- Tear Talk
- Esa Shields
Having (almost literally) run the gauntlet up Bold St, swerving past the ever-increasing Grand National crowds descending on the city centre, The Kazimier provides us with welcome respite, as ever.
With the balconies decked out in white fairy lights and with Mirror Moves’ faultless New Wave soundtrack greeting visitors upon arrival, something of an event is clearly in the offing.
Opening proceedings, the first full show by ESA SHIELDS in eons sees the pop polymath on daunting form. Alone on stage with only an electric piano and an obelisk of a 16-track recorder for accompaniment, Shields treats the predominantly seated audience to his idiosyncratic sci-fi torch songs. Finally Dimitri and Shelley Duval superbly showcase the wayward melodies found at the heart of all of the singer-songwriter’s tracks, while, the longer the set progresses, the more he relaxes, with a pleasing hint of Scott Walker-style theatrical flourishes towards the close.

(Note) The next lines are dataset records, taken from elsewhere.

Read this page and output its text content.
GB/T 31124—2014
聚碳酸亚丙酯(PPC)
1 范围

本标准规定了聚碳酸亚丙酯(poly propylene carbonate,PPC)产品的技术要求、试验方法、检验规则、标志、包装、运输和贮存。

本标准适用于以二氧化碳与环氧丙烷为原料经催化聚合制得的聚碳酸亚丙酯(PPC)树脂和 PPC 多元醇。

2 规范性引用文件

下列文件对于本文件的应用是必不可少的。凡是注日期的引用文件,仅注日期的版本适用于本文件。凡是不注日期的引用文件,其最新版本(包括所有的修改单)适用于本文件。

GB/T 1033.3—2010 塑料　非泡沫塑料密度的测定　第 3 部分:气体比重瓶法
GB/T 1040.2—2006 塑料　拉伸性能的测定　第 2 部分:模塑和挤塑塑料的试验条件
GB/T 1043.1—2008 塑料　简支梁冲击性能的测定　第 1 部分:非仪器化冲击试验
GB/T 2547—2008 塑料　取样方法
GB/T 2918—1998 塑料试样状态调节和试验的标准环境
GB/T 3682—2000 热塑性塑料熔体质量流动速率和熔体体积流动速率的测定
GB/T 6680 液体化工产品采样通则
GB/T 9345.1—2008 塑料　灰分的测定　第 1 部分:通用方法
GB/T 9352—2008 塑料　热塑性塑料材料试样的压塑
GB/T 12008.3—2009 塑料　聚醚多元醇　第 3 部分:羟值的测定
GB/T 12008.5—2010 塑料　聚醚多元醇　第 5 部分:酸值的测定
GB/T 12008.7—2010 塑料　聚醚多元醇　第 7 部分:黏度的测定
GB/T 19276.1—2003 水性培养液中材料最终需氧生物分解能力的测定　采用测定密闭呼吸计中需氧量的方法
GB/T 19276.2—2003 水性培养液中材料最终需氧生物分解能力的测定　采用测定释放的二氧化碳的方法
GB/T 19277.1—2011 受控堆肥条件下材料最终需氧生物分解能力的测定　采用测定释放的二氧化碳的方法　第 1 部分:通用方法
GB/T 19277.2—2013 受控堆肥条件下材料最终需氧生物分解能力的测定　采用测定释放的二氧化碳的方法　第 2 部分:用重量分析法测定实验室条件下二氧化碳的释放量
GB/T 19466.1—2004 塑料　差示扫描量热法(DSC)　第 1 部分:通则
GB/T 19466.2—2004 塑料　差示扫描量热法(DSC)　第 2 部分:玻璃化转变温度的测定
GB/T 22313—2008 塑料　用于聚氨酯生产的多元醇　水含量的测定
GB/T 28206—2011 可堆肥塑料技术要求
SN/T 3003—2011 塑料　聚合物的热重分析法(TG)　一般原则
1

Buoyed by an excellent mix that picks out every detail of the group’s accomplished tracks, gloom-pop architects TEAR TALK essay the bulk of this year’s excellent Ruins EP. Masters of understated elegiac songcraft, the metronomic melodicism of Decades exemplifies the quintet’s ability to wring the absolute maximum out of sparse arrangements. Downbeat confessional Realise supplies the set’s summit, lead singer Josh Miller’s stark lyrics set against an atmospheric wash of synth and tick-tocking guitar arpeggio.
The motorik thrum of Spacegun signals the arrival of SEAWITCHES for their first headline performance at The Kaz. The band’s self-avowed mission to create “epic angst disco” is writ large, the sonorous vocals of talismanic lead singer Jo Herring guiding the quartet’s excursions through jittery post-punk, Afrobeat and alt. rock.
Steered by sticksman Tilo Pinbaum’s estimable beats, which interlock seamlessly with bassist Laura Cauldwell’s redoubtable foundation lines and Jamie Jenkin’s controlled guitar squall, the likes of Sleepkill and fiery new track Tempest nimbly shoot past.
Backed by scrolling projections in keeping with the title of the evening, various aphorisms flash up on the screen, including Rosa Lee Parks’ statement, “You must never be fearful about what you are doing when you know it is right”, alongside images of Malcolm X.
The atmospheric Starlight Love and the corrosive pop of Fathead point the way forward for the group, matching the dreamy melodicism of luscious indie-pop debut 45 Stars with a tougher, more febrile energy. A hugely welcome evening’s diversion from endless analysis by pointy-headed political pundits, then. Overthow wins by a landslide.